A water flow from the bottom to the top was introduced to induce the erosion process. After exceeding the critical hydraulic gradient, the fine base particles fluidized in the pores of the filter and filter particles moved into the based layer forming a mixing zone with a lower porosity. This process was visually monitored through the observation window. The porosity of the developing mixture zone was calculated from the alterations of the layer heights as also done by Ke and Takahashi [6], assuming that the layers that were not part of the mixing were not affected in terms of porosity changes. The porosity profile determined from the TDR measurements at different time steps of the erosion experiment are shown in Figure 11. For the sake of comparison, Figure 11 also provides the porosities computed from the layer heights as grey columns and also shows a picture of the sample taken through the window.

As can be seen from the comparison in Figure 11, a good correlation between the computed and given porosity profiles can be seen with values for the RMSE varying between 2.3% and 5.8%. After the onset of the erosion process, the transition between the layers show distinct changes in the profile. Thicker layers were identified more clearly. The reason is that the resolution of the porosity measurements with TDR is limited to the centimetre-range due to the rise time of the signal. Thin layers may not be fully recovered. Sudden jumps in the permittivity lead to part-reflections of the signal at the transitions as visible in the graph on peaks and corrugations.

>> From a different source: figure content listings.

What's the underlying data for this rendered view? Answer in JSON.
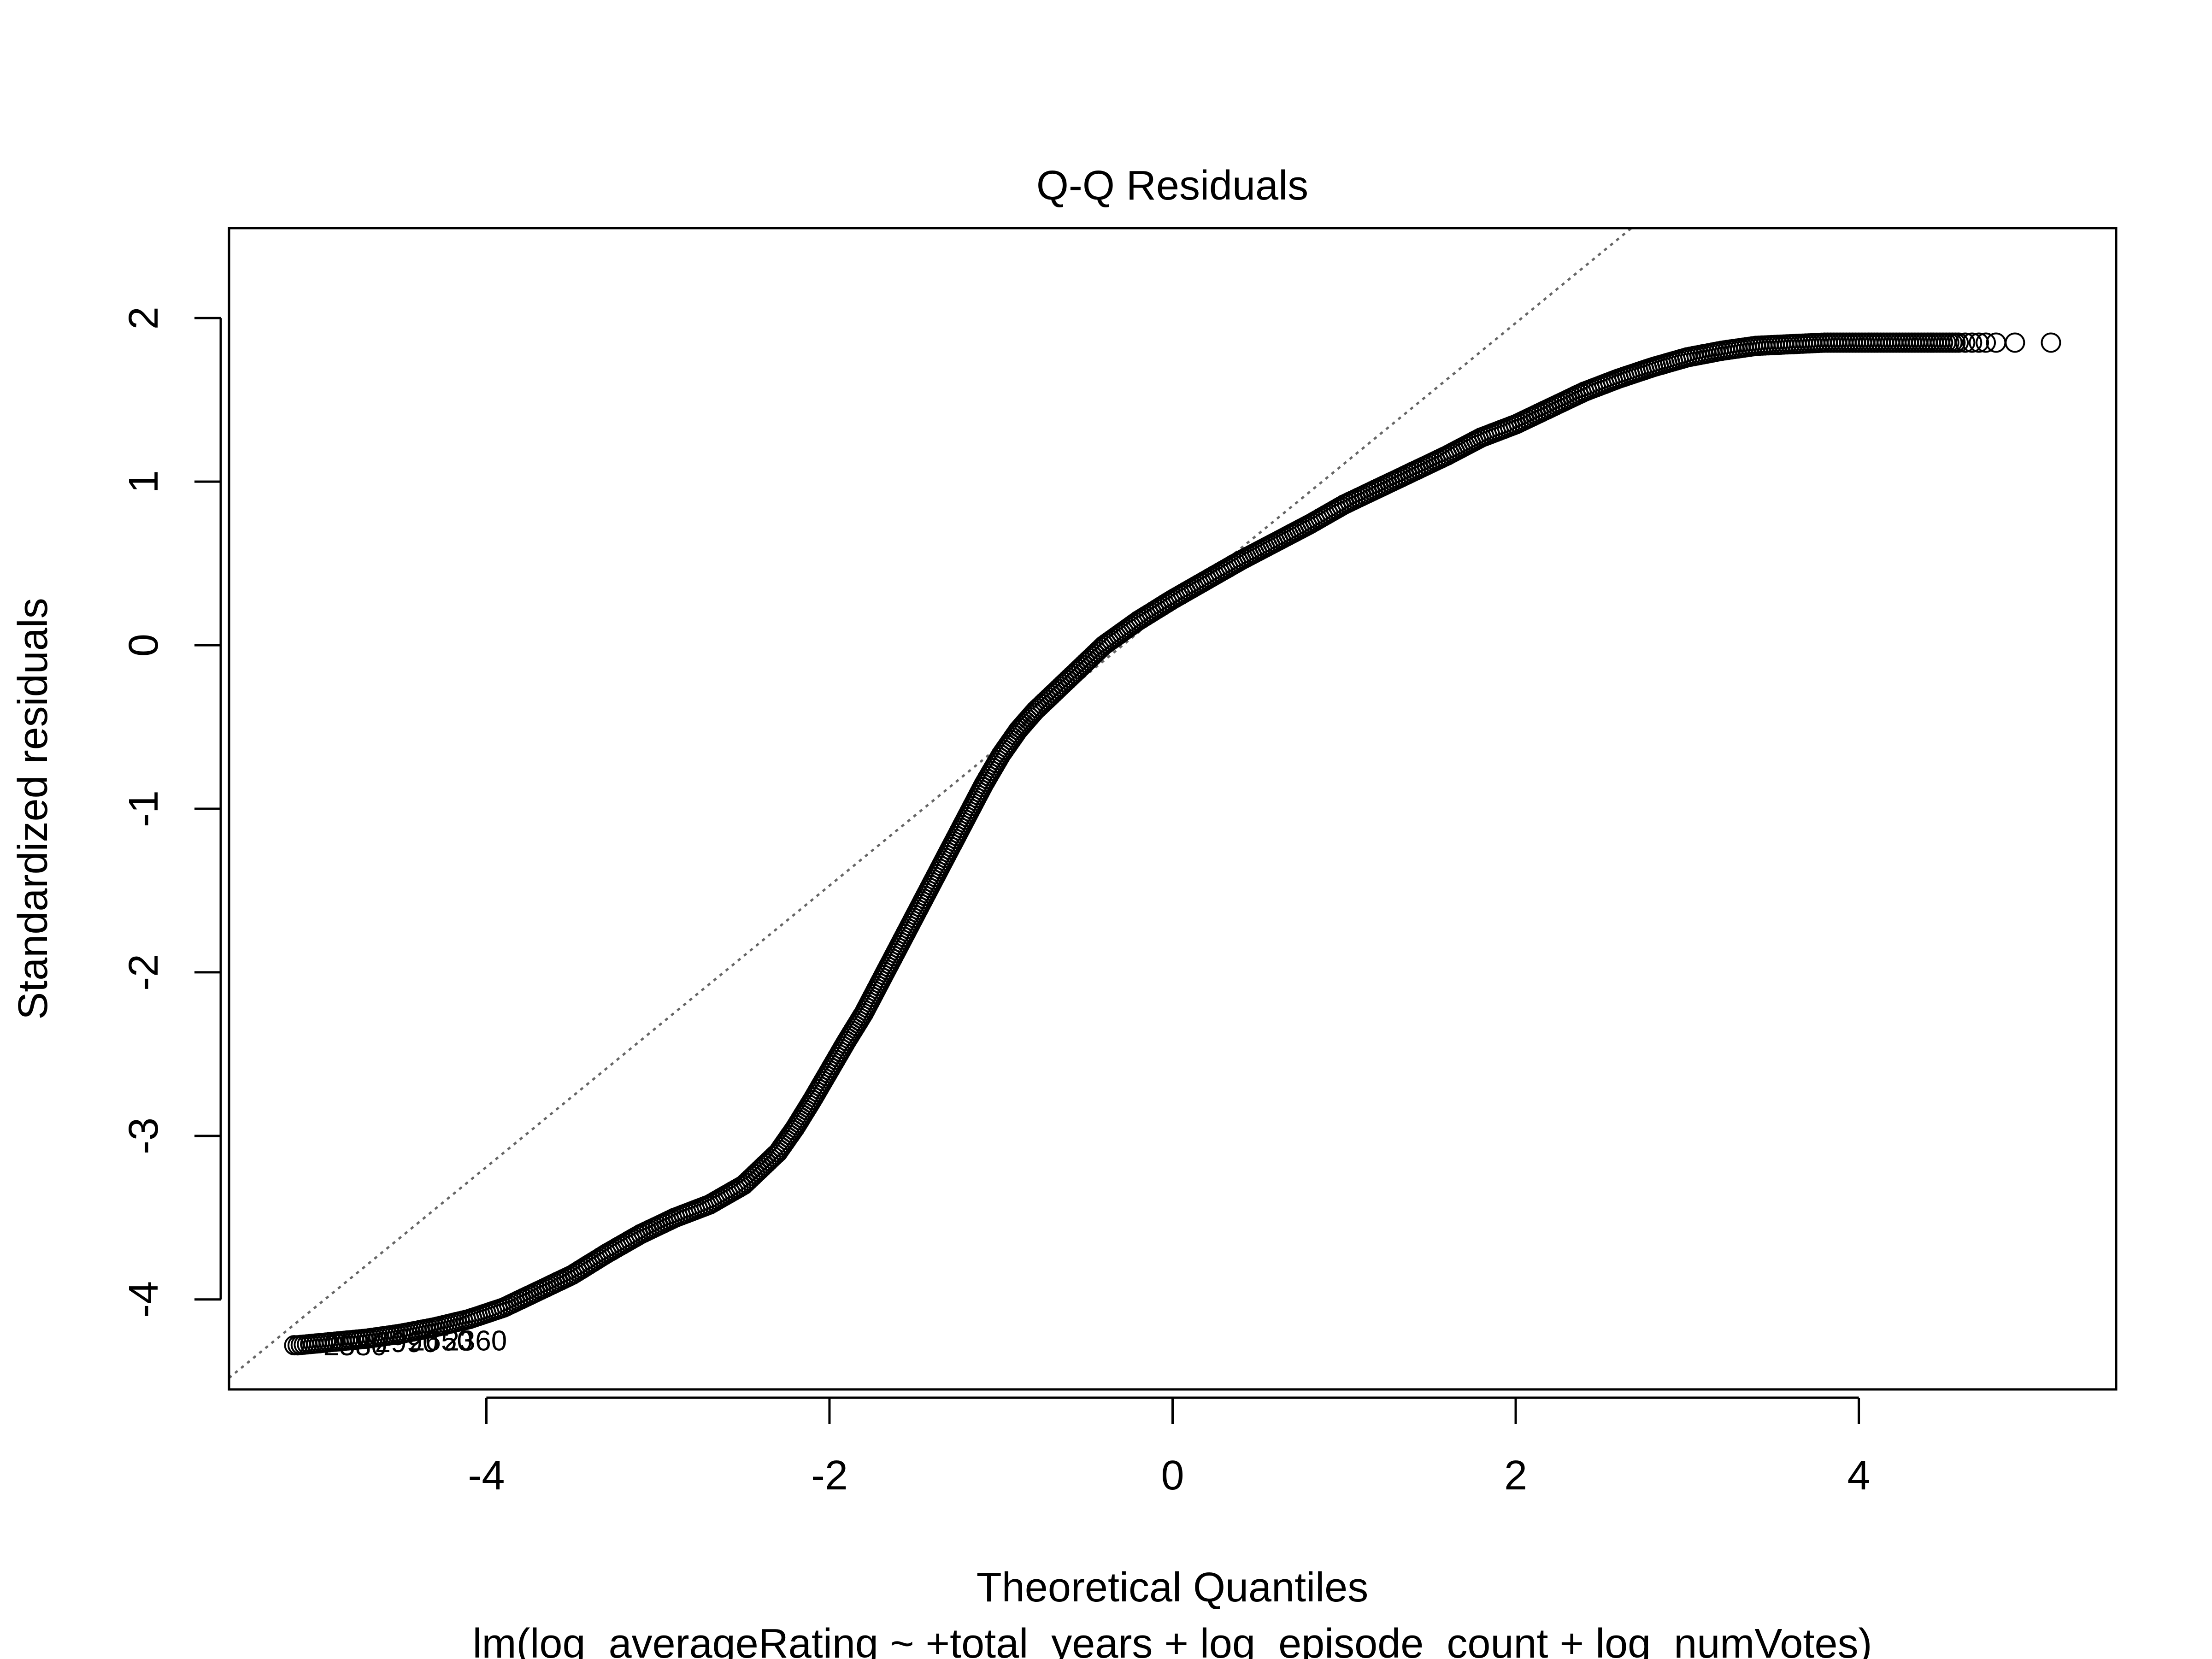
{
  "chart_data": {
    "type": "scatter",
    "title": "Q-Q Residuals",
    "xlabel": "Theoretical Quantiles",
    "ylabel": "Standardized residuals",
    "subtitle": "lm(log_averageRating ~ +total_years + log_episode_count + log_numVotes)",
    "xlim": [
      -5.5,
      5.5
    ],
    "ylim": [
      -4.55,
      2.55
    ],
    "x_ticks": [
      -4,
      -2,
      0,
      2,
      4
    ],
    "y_ticks": [
      -4,
      -3,
      -2,
      -1,
      0,
      1,
      2
    ],
    "x_tick_labels": [
      "-4",
      "-2",
      "0",
      "2",
      "4"
    ],
    "y_tick_labels": [
      "-4",
      "-3",
      "-2",
      "-1",
      "0",
      "1",
      "2"
    ],
    "grid": false,
    "reference_line": {
      "intercept": 0.25,
      "slope": 0.86,
      "style": "dotted",
      "color": "#666666"
    },
    "qq_curve": {
      "x": [
        -5.1,
        -4.9,
        -4.7,
        -4.5,
        -4.3,
        -4.1,
        -3.9,
        -3.7,
        -3.5,
        -3.3,
        -3.1,
        -2.9,
        -2.7,
        -2.5,
        -2.3,
        -2.2,
        -2.1,
        -2.0,
        -1.9,
        -1.8,
        -1.7,
        -1.6,
        -1.5,
        -1.4,
        -1.3,
        -1.2,
        -1.1,
        -1.0,
        -0.9,
        -0.8,
        -0.6,
        -0.4,
        -0.2,
        0.0,
        0.2,
        0.4,
        0.6,
        0.8,
        1.0,
        1.2,
        1.4,
        1.6,
        1.8,
        2.0,
        2.2,
        2.4,
        2.6,
        2.8,
        3.0,
        3.2,
        3.4,
        3.6,
        3.8,
        4.0,
        4.2,
        4.4,
        4.6
      ],
      "y": [
        -4.28,
        -4.26,
        -4.24,
        -4.21,
        -4.17,
        -4.12,
        -4.05,
        -3.95,
        -3.85,
        -3.72,
        -3.6,
        -3.5,
        -3.42,
        -3.3,
        -3.1,
        -2.95,
        -2.78,
        -2.6,
        -2.42,
        -2.25,
        -2.05,
        -1.85,
        -1.65,
        -1.45,
        -1.25,
        -1.05,
        -0.85,
        -0.67,
        -0.52,
        -0.4,
        -0.2,
        0.0,
        0.15,
        0.28,
        0.4,
        0.52,
        0.63,
        0.74,
        0.86,
        0.96,
        1.06,
        1.16,
        1.27,
        1.35,
        1.45,
        1.55,
        1.63,
        1.7,
        1.76,
        1.8,
        1.83,
        1.84,
        1.85,
        1.85,
        1.85,
        1.85,
        1.85
      ]
    },
    "open_points": [
      {
        "x": 4.62,
        "y": 1.85
      },
      {
        "x": 4.66,
        "y": 1.85
      },
      {
        "x": 4.7,
        "y": 1.85
      },
      {
        "x": 4.74,
        "y": 1.85
      },
      {
        "x": 4.8,
        "y": 1.85
      },
      {
        "x": 4.91,
        "y": 1.85
      },
      {
        "x": 5.12,
        "y": 1.85
      },
      {
        "x": -5.12,
        "y": -4.28
      }
    ],
    "point_labels": [
      {
        "text": "2580",
        "x": -4.95,
        "y": -4.28
      },
      {
        "text": "2990",
        "x": -4.65,
        "y": -4.26
      },
      {
        "text": "2650",
        "x": -4.45,
        "y": -4.25
      },
      {
        "text": "2360",
        "x": -4.25,
        "y": -4.25
      }
    ]
  }
}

Apart from these minor issues, the proposed electromagnetic measurement technique, which combines the use of a coaxial cell and a forward transmission line model combined with an appropriate inversion approach, has shown its ability to determine porosity profiles not only for stationary states but also for relatively fast changing porosity changes in erosion tests.

6. Conclusions

This contribution describes the design and the validation of an experimental setup with a large coaxial erosion cell and introduces the principles of a Spatial TDR measurement approach involving a transmission line model with the aim to determine a porosity profile throughout an erosion experiment.

The cell was designed to be a sensor by itself consisting of a rigid coaxial transmission line. The soil sample is arranged in the annulus between inner and outer conductor and the erosion process of the sample inside the cell is triggered by a water flow against the direction of gravity. The hydraulic boundary conditions are monitored by pressure transducers along the cell and a flow meter. The dimensions of the setup is unique and the concept of monitoring a transient process with changing porosity conditions in a coaxial cell is original.

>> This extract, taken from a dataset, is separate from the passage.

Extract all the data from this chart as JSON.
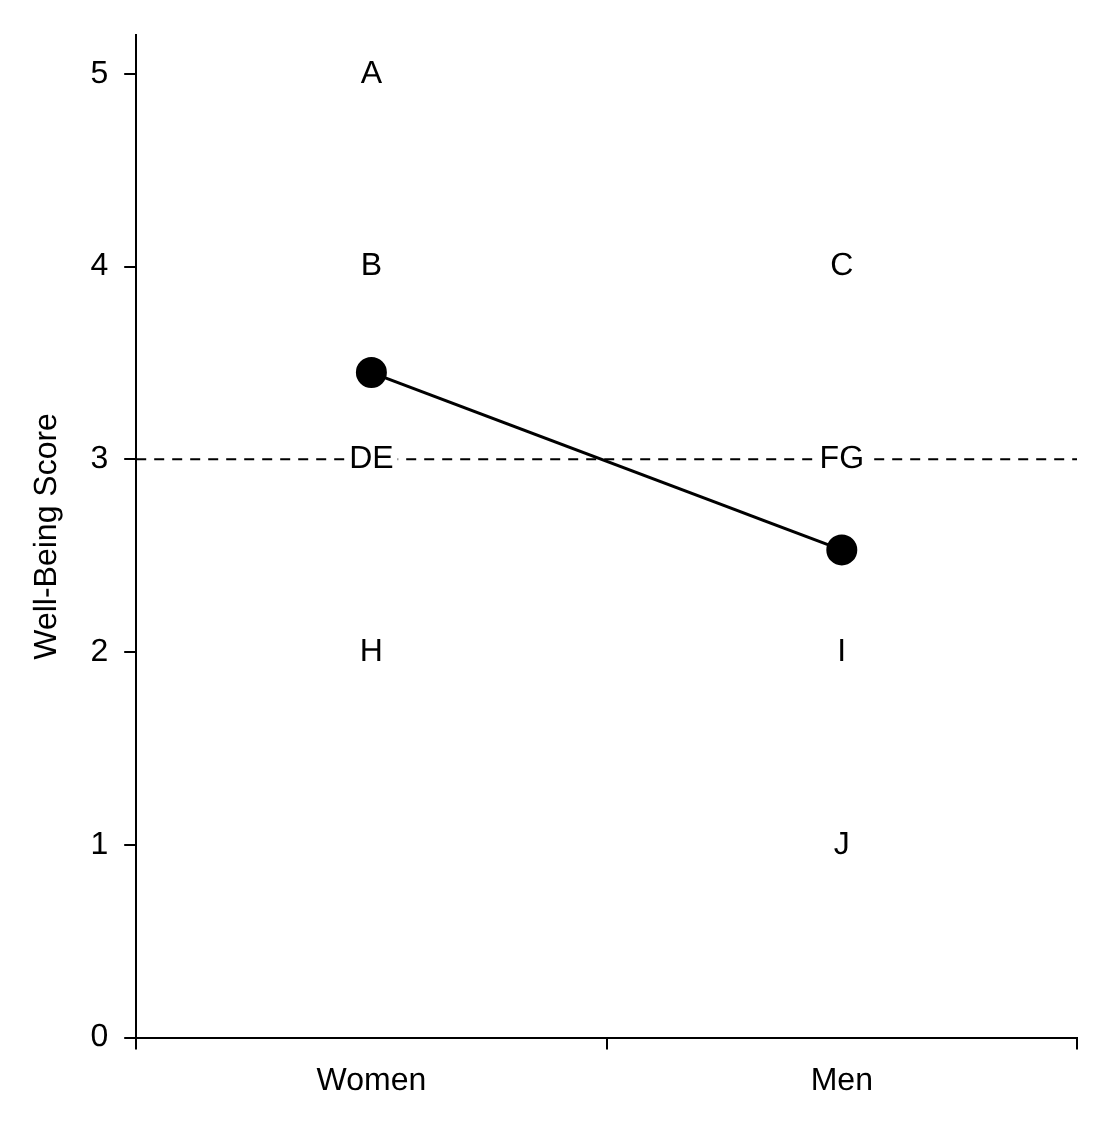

A key for the efficiency of Spatial TDR is the inversion principle, which consists of three fundamental steps explained in detail within this contribution. The first step is the computation of the capacitance profile along the cell based on TDR measurements. This step is computational expensive and requires some time. The second step is the calculation of the dielectric permittivity profile along the cell from the capacitance profile using a geometrical function specific to the cell. Finally, the porosity profile is computed from the dielectric permittivity profile using a calibrated mixing equation.

Every step of the proposed method and the used models have been validated individually. Measurements with media of known dielectric permittivity have been used to validate the inversion algorithm. The inversion procedure was designed to be fast, robust and efficient. Erosion tests show a good accuracy with RMSE values varying between 2.3% and 5.8% with a satisfactorily high resolution of the determined porosity profiles.

Future erosion experiments will focus on the evolution of the mixing zone at the interface between base and filter material to improve our understanding of the onset and progress of internal erosion.